Snapchat's Capped Call Transactions.
Going over Snapchat's Capped Call Transactions.
Introduction:
Navigating today’s financial markets requires strategies that balance risk, cost, and opportunity. One such approach is the capped call transaction, a structure that pairs the purchase of a call option with the sale of a higher-strike call to limit upside while reducing net cost. Commonly used in convertible bond issuance, capped calls help mitigate dilution risk and manage volatility. By setting a defined profit ceiling, they offer companies and investors a more controlled exposure to equity performance. LINK TO REFERENCE
What's Going on?
Snapchat issued a bunch of convertible notes (debt that can turn into stock), and to protect itself from stock dilution if those notes convert into shares, it bought something called Capped Call Transactions.
What's a Capped Call?
Think of it as a hedge against equity dilution. If Snap’s share price rises, convertible bondholders may opt to exchange their debt for equity, potentially diluting existing shareholders.
To mitigate this, Snapchat purchases a capped call option, which allows it to repurchase shares at a predetermined strike price.
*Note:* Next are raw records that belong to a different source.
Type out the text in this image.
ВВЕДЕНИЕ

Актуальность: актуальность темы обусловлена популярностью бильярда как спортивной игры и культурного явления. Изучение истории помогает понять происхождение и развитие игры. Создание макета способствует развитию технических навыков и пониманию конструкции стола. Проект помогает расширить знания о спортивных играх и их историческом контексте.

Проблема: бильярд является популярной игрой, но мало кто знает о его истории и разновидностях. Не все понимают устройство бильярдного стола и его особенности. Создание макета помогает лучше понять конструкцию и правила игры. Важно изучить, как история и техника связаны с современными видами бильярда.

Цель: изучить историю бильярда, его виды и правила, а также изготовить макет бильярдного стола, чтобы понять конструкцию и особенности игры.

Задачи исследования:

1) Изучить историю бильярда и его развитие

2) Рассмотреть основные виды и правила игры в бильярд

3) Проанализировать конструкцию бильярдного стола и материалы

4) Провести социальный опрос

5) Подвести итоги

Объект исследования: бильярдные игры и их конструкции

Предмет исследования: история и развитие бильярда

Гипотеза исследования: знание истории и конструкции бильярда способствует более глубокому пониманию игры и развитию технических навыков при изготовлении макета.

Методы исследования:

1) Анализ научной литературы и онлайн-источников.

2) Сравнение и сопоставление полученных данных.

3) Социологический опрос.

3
This protection applies up to a certain threshold; beyond that cap, the upside benefit ends.
Table: Snapchat's Capped Call.
Convertible Notes | Capped Call Cost | Cap Price (per share) |
---|---|---|
2025 Notes | $100.0 million | $32.12 |
2026 Notes | $102.1 million | $32.58 |
2027 Notes | $86.8 million | $121.02 |
2028 Notes | $177.0 million | $93.90 |
2030 Notes | $68.9 million | $33.48 |
What's The Normal, Best, & Worst case scenario for this?
Downside Risk:
In the most unfavorable outcome, Snap’s stock remains below all applicable conversion strike prices, rendering the capped call options entirely out of the money. As a result, the approximately $534.8 million in premiums paid for these instruments would expire without value. Consequently, Snap would experience the full dilutive impact of the convertible notes upon conversion.
Normal‑Case Scenario:
If Snapchat stock were to rise moderately, within the range of $40 to $50, it would exceed the conversion prices of certain convertible note series while still remaining below the cap levels for others. For the 2025, 2026, and 2030 convertible notes, where the cap prices are around $32 to $33, the associated capped call options effectively mitigate dilution up to those thresholds.
Meanwhile, for the 2027 and 2028 notes, which have significantly higher cap levels of $121 and $93.90 respectively, a stock price in the $40–$50 range allows the company to benefit from the full intrinsic value of the call spread (i.e., the difference between the stock price and the conversion strike), as these calls remain uncapped.
As a result, Snap benefits in two ways: it reduces dilution for the lower-cap series and enjoys full economic offset from the higher-cap series, at least until the stock reaches those upper cap levels.
Best Case Scenario:
In a highly favorable outcome, Snapchat stock experiences a substantial increase, potentially exceeding $150 per share. Under this scenario, each capped call option reaches its full payout potential, delivering the difference between the cap price and the strike price. This mechanism effectively offsets the dilution impact up to those predefined cap levels.
As a result, dilution is essentially fixed at those upper thresholds, allowing current shareholders to benefit from any additional upside beyond the caps. Notably, Snap secures this advantage through the relatively modest cost of the capped call premiums.
Summary:
Snap has strategically opted for a structure that involves an initial, clearly defined expense of approximately $535 million. In return, the company gains a measured level of protection against dilution, offering no coverage below the strike prices, partial mitigation in the mid-range, and complete protection once the stock surpasses the cap levels.